Source code accompanying the paper to reproduce results. Raw data of Suzuki reactions will be made available once the paper is published in a journal.
-
dataset.py
Code for processing the raw data into a dataset object. Various arrays, including feature and yield matrices, can be easily accessed.
-
dataset_analysis.ipynb
Notebook that conducts exploratory data analysis as described in Figure 2 and Section 4 of the SI.
-
feature_comparison.ipynb
Notebook that compares predictivity of various features, including adversarial controls, as described in pages S18–S19 of the SI.
-
rmap.py
Implements the Reactivity Map, building on the dataset object above. Utility functions, such as preparing excel files ready for visualization with Gephi, are available. Selection of first batch of 'representatives' is implemented here as well.
-
first_selection.py
Code to compare the quality of the first batch of selected BBs using various strategies. Plots in Figure 5 was generated using this code.
-
second_selection.py
Code to conduct the second batch of selections under different conditions.
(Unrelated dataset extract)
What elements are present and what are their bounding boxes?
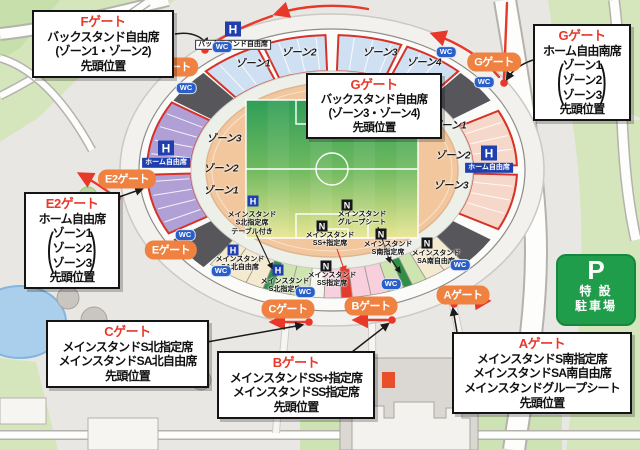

Joblib files that save the result of each run is generated.
-
gcn.py
Code that defines a simple graph convolutional network with one or two hidden layers.
-
second_selection.ipynb
Specific analyses of the quality of the prediction of remaining BBs, such as Figure 6D Figure S25, were generated in this notebook.
-
analyzer.py
Plotting code for analyzing the quality of the second selections, generating Figure 6B and Figures S20–S24.